Pressure control with parallel pumps

Pressure control with parallel pumps

(OP)
I have a client that wishes to run a pressure control loop using two identical pumps in parallel. The pumps will run on VFDs and the system will not have automatic isolation valves for the pumps.

The pumps will feed a cooling loop to several pieces of equipment that will be switched on and off throughout the day and will have their own independent isolation valves controlled by their independent control systems. All of these pieces of equipment require a constant inlet pressure on the cooling water. The equipment can tolerate some fluctuations in the pressure so an extremely fast response time is not critical. There will be a pressure relief bypass to prevent an overpressure situation.

The temperature control of the cooling water is separate and isolated from these two pumps.

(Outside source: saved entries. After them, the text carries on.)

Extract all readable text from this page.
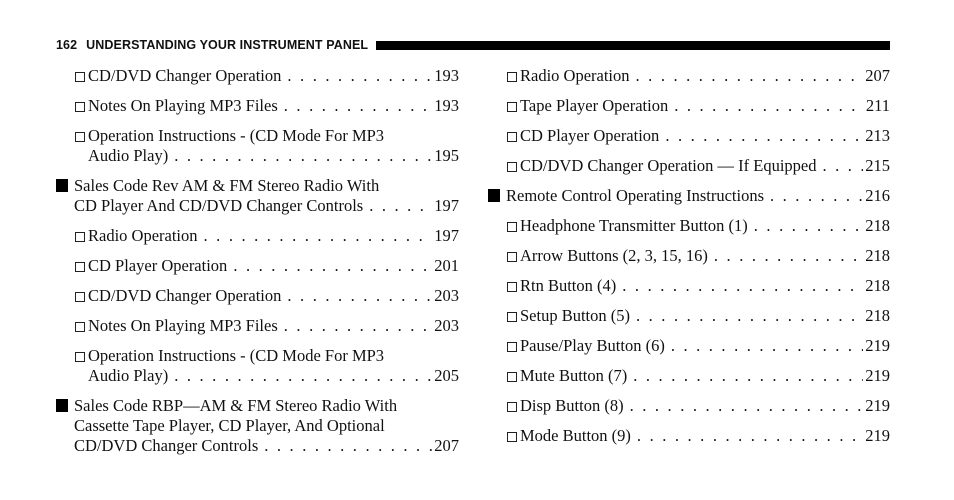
162 UNDERSTANDING YOUR INSTRUMENT PANEL
CD/DVD Changer Operation . . .	193
Notes On Playing MP3 Files . . .	193
Operation Instructions - (CD Mode For MP3
Audio Play) . . .	195
Sales Code Rev AM & FM Stereo Radio With
CD Player And CD/DVD Changer Controls . . .	197
Radio Operation . . .	197
CD Player Operation . . .	201
CD/DVD Changer Operation . . .	203
Notes On Playing MP3 Files . . .	203
Operation Instructions - (CD Mode For MP3
Audio Play) . . .	205
Sales Code RBP—AM & FM Stereo Radio With
Cassette Tape Player, CD Player, And Optional
CD/DVD Changer Controls . . .	207
Radio Operation . . .	207
Tape Player Operation . . .	211
CD Player Operation . . .	213
CD/DVD Changer Operation — If Equipped . . .	215
Remote Control Operating Instructions . . .	216
Headphone Transmitter Button (1) . . .	218
Arrow Buttons (2, 3, 15, 16) . . .	218
Rtn Button (4) . . .	218
Setup Button (5) . . .	218
Pause/Play Button (6) . . .	219
Mute Button (7) . . .	219
Disp Button (8) . . .	219
Mode Button (9) . . .	219
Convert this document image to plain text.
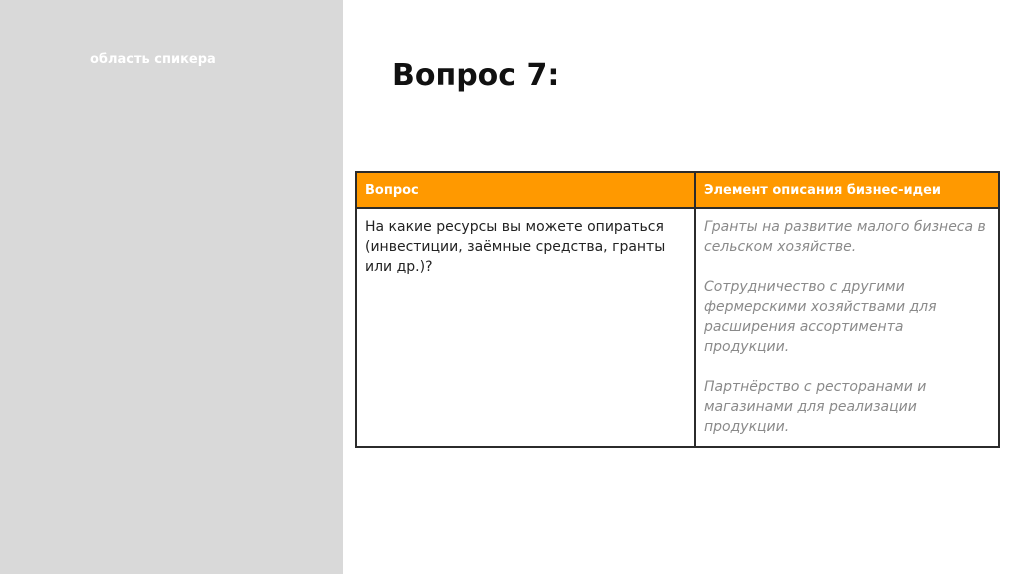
область спикера	Вопрос 7:
Вопрос	Элемент описания бизнес-идеи

На какие ресурсы вы можете опираться (инвестиции, заёмные средства, гранты или др.)?	Гранты на развитие малого бизнеса в сельском хозяйстве.

Сотрудничество с другими фермерскими хозяйствами для расширения ассортимента продукции.

Партнёрство с ресторанами и магазинами для реализации продукции.
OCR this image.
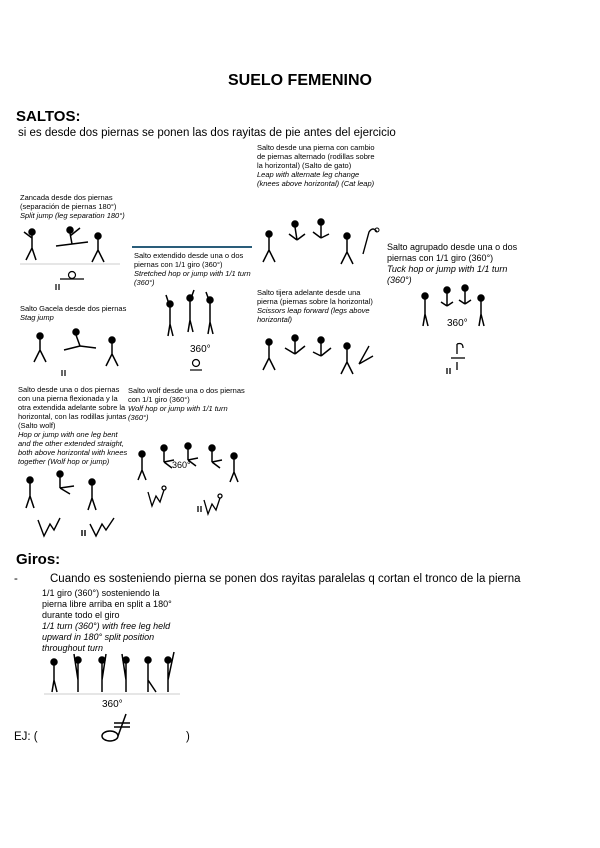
SUELO FEMENINO
SALTOS:
si es desde dos piernas se ponen las dos rayitas de pie antes del ejercicio
Zancada desde dos piernas (separación de piernas 180°)
Split jump (leg separation 180°)
Salto desde una pierna con cambio de piernas alternado (rodillas sobre la horizontal) (Salto de gato)
Leap with alternate leg change (knees above horizontal) (Cat leap)
Salto extendido desde una o dos piernas con 1/1 giro (360°)
Stretched hop or jump with 1/1 turn (360°)
360°
Salto agrupado desde una o dos piernas con 1/1 giro (360°)
Tuck hop or jump with 1/1 turn (360°)
360°
Salto Gacela desde dos piernas
Stag jump
Salto tijera adelante desde una pierna (piernas sobre la horizontal)
Scissors leap forward (legs above horizontal)
Salto desde una o dos piernas con una pierna flexionada y la otra extendida adelante sobre la horizontal, con las rodillas juntas (Salto wolf)
Hop or jump with one leg bent and the other extended straight, both above horizontal with knees together (Wolf hop or jump)
Salto wolf desde una o dos piernas con 1/1 giro (360°)
Wolf hop or jump with 1/1 turn (360°)
360°
Giros:
-	Cuando es sosteniendo pierna se ponen dos rayitas paralelas q cortan el tronco de la pierna
1/1 giro (360°) sosteniendo la pierna libre arriba en split a 180° durante todo el giro
1/1 turn (360°) with free leg held upward in 180° split position throughout turn
360°
EJ: (	)
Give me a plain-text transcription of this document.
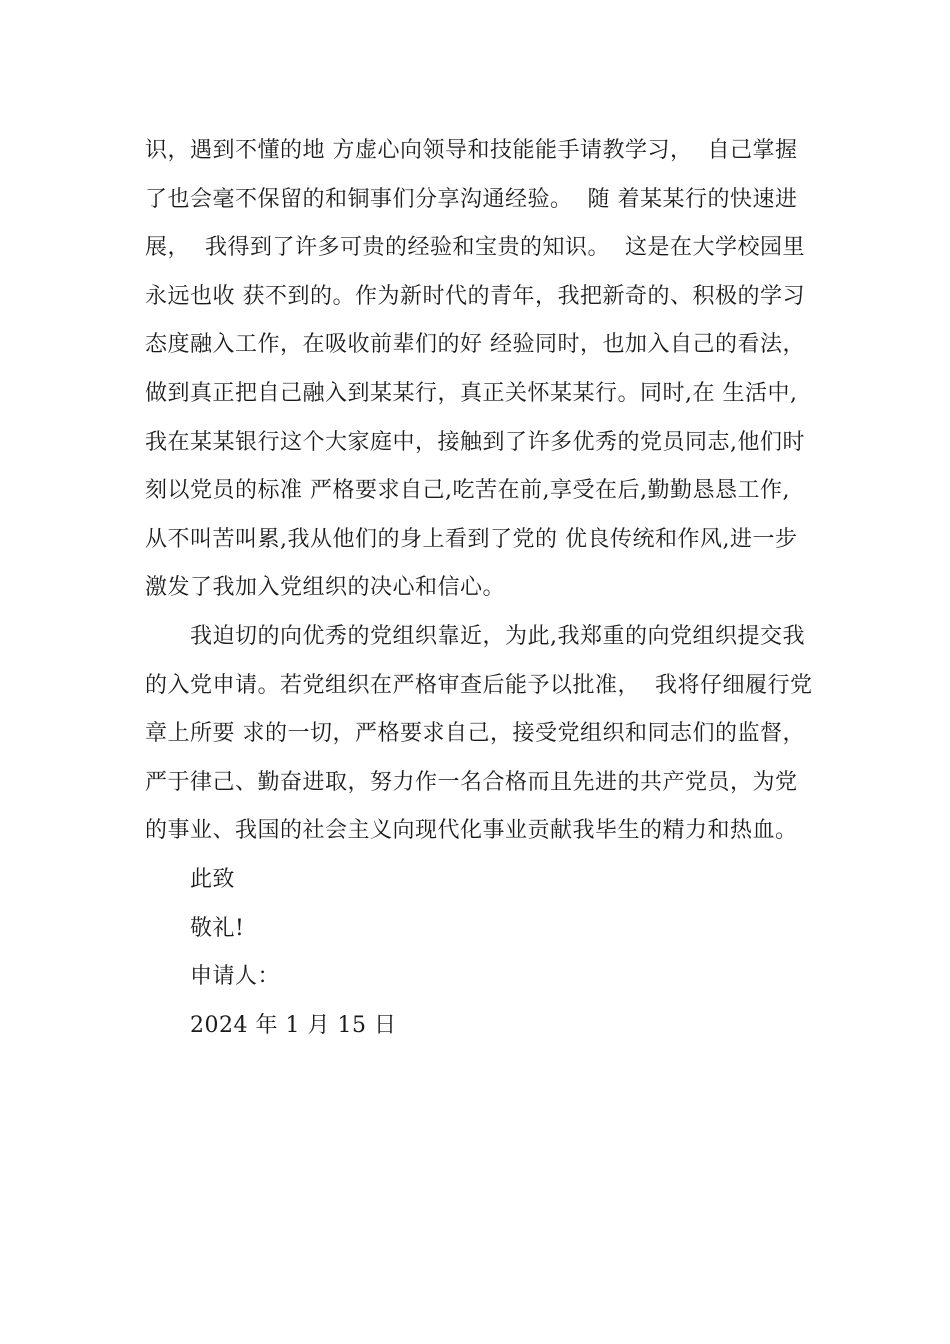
识，遇到不懂的地 方虚心向领导和技能能手请教学习，  自己掌握
了也会毫不保留的和铜事们分享沟通经验。  随 着某某行的快速进
展，  我得到了许多可贵的经验和宝贵的知识。  这是在大学校园里
永远也收 获不到的。作为新时代的青年，我把新奇的、积极的学习
态度融入工作，在吸收前辈们的好 经验同时，也加入自己的看法，
做到真正把自己融入到某某行，真正关怀某某行。同时,在 生活中,
我在某某银行这个大家庭中，接触到了许多优秀的党员同志,他们时
刻以党员的标准 严格要求自己,吃苦在前,享受在后,勤勤恳恳工作,
从不叫苦叫累,我从他们的身上看到了党的 优良传统和作风,进一步
激发了我加入党组织的决心和信心。
我迫切的向优秀的党组织靠近，为此,我郑重的向党组织提交我
的入党申请。若党组织在严格审查后能予以批准，  我将仔细履行党
章上所要 求的一切，严格要求自己，接受党组织和同志们的监督，
严于律己、勤奋进取，努力作一名合格而且先进的共产党员，为党
的事业、我国的社会主义向现代化事业贡献我毕生的精力和热血。
此致
敬礼!
申请人：
2024 年 1 月 15 日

I have never worked with parallel pumps in a pressure control loop like this. has anyone else done this and how would you suggest controlling it? I am thinking there are two main avenues to the control, one is to run both pumps in parallel at the same speed at all times, varying their speed through the VFDs. I would program in a pump cut off if the two pumps in parallel can not bring the pressure down low enough. The second idea would be to use the first pump until it can not maintain the system pressure, and then bring the second pump online as a kind of booster pump. I don't know how the pumps will behave in either of these scenarios, but I suspect running the two pumps at different positions on their pump curves will not work properly.

Any help is appreciated.

Thanks,
JAy

RE: Pressure control with parallel pumps

This has been discussed several times. You might want to use the search function to hunt them down. None of the discussions were in this forum. They were in either the forum237: Electric motors, generators & controls engineering or the forum407: Pump engineering forums.

Generally you do kind of both methods. Ramp one until it can't muster then bring ON the other. Keep in mind you would not likely be running any of the pumps at less than about 60% since their performance tanks down there. Also
when you bring ON the second pump, you often need to bring back the first pump so they match. Then bring them both up as needed for further flow.

Other things to note. Some VFDs understand this and can help with this specific application.

Often it's very beneficial to have the two pumps trade-off the lead so one doesn't get 'used up' years before the other.

Keith Cress
kcress - http://www.flaminsystems.com

RE: Pressure control with parallel pumps

A stellar reply Keith.
I would add again that when two pumps are running they should both be developing the same head.

Bill
--------------------
"Why not the best?"
Jimmy Carter

RE: Pressure control with parallel pumps

Do the pumps have check valves? If not you will probably have to run both pumps all of the time.

RE: Pressure control with parallel pumps

(OP)
Keith, Thanks for the great reply and my apologies for not performing a thorough search before posting this.

Bill, Yes, that was my concern when running the lead/lag configuration, that if they were not running at the same speed, he system might become unstable. I will run them at the same speed with a lead/lag alternating configuration.

djs, yes, they will have check valves.

RE: Pressure control with parallel pumps

If they are identical centrifugal pumps they will share the load just by virtue of the pump curve.
I have often seen multiple pumps in parallel where they come on as required, I'm thinking of a water supply system, as the demand goes up another pump is added to maintain the pressure, there is no point in ramping the speed up from a low setting the oncoming pump needs to be nearly full speed to reach the head of the one already on line.

Positive displacement pumps like a gear or vane type would be a different ball of wax of course.